L’ACIREPh rappelle également le caractère d’impérative nécessité du rétablissement d’au moins une heure hebdomadaire en classe dédoublée ou en effectif réduit (inférieur à 24 élèves) dans la voie technologique. Par-delà les désaccords entre associations de professeurs et organisations syndicales, cette revendication d’une heure hebdomadaire en classe dédoublée fait l’unanimité. Elle concerne les conditions matérielle de possibilité d’un enseignement de la philosophie auprès des élèves de la voie technologique. Ceux-ci ont en effet un rapport à la langue, notamment à l’écrit, qui nécessite un accompagnement plus étroit, si l’on veut que leur seule année de philosophie, déjà réduite à deux heures par semaine, soit réellement formatrice.
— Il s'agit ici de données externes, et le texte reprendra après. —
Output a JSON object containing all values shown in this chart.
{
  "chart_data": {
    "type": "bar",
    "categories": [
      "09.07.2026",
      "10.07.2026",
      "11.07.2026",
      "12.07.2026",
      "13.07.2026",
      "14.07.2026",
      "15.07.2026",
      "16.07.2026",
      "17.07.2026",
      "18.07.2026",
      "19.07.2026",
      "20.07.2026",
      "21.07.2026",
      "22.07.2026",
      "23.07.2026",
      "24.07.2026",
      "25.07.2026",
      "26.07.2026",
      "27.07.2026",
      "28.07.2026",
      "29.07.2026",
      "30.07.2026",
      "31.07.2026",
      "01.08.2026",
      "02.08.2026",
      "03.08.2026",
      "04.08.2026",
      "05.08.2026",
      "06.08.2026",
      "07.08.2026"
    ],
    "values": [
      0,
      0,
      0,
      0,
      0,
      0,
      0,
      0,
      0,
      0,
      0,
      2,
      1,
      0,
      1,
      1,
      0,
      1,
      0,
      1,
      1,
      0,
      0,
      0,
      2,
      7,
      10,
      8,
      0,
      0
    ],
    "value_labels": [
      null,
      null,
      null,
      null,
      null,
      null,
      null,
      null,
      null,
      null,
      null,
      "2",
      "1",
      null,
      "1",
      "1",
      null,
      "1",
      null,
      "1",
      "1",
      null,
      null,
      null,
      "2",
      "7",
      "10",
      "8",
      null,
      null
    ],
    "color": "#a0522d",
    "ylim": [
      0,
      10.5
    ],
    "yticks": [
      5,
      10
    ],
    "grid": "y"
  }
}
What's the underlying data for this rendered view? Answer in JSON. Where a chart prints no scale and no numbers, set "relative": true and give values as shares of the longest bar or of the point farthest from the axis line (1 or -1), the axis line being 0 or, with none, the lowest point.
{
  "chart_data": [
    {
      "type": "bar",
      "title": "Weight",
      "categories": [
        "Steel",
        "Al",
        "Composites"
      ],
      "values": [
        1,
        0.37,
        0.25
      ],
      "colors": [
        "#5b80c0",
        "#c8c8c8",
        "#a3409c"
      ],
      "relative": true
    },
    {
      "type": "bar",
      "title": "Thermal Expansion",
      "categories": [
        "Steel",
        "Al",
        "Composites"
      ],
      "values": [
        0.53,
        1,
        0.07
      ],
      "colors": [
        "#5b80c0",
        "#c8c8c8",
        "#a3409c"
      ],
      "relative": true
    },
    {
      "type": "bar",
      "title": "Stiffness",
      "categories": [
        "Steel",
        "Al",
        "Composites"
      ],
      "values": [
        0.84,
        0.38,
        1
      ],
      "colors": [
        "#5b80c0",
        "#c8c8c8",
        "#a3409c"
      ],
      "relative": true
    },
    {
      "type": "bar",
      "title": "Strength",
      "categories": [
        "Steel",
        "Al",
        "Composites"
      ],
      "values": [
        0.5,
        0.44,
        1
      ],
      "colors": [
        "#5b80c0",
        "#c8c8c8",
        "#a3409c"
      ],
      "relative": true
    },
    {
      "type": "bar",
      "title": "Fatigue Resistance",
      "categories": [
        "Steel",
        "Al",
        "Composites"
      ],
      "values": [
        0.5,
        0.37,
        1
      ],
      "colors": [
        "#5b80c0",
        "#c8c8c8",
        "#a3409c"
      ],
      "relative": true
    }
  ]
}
Au-delà des conditions de travail des professeurs, il s’agit de leur donner les moyens d’une véritable démocratisation de la philosophie.

C’est pourquoi nous ne pouvons nous satisfaire de la réponse adressée par le cabinet du Ministre à l’ACIREPh, renvoyant cette question des heures en classe dédoublée à l’autonomie des établissements.

L’ACIREPh demande donc au ministère d’inscrire dans un texte officiel publié au B.O. la nécessité d’au moins une heure hebdomadaire consacrée aux travaux dirigés, en classe dédoublée ou en demi-groupe, afin que les professeurs puissent prendre appui, dans leur établissement, sur un texte à valeur réglementaire.

Conclusion

L’ACIREPh appelle l’ensemble des professeurs de philosophie à se mobiliser pour des conditions d’enseignement décentes qui donnent à la philosophie les moyens de sa démocratisation : de véritables programmes clairement délimités, des heures en classe dédoublée obligatoires dans la voie technologique, des épreuves de baccalauréat plus pertinentes et plus justes.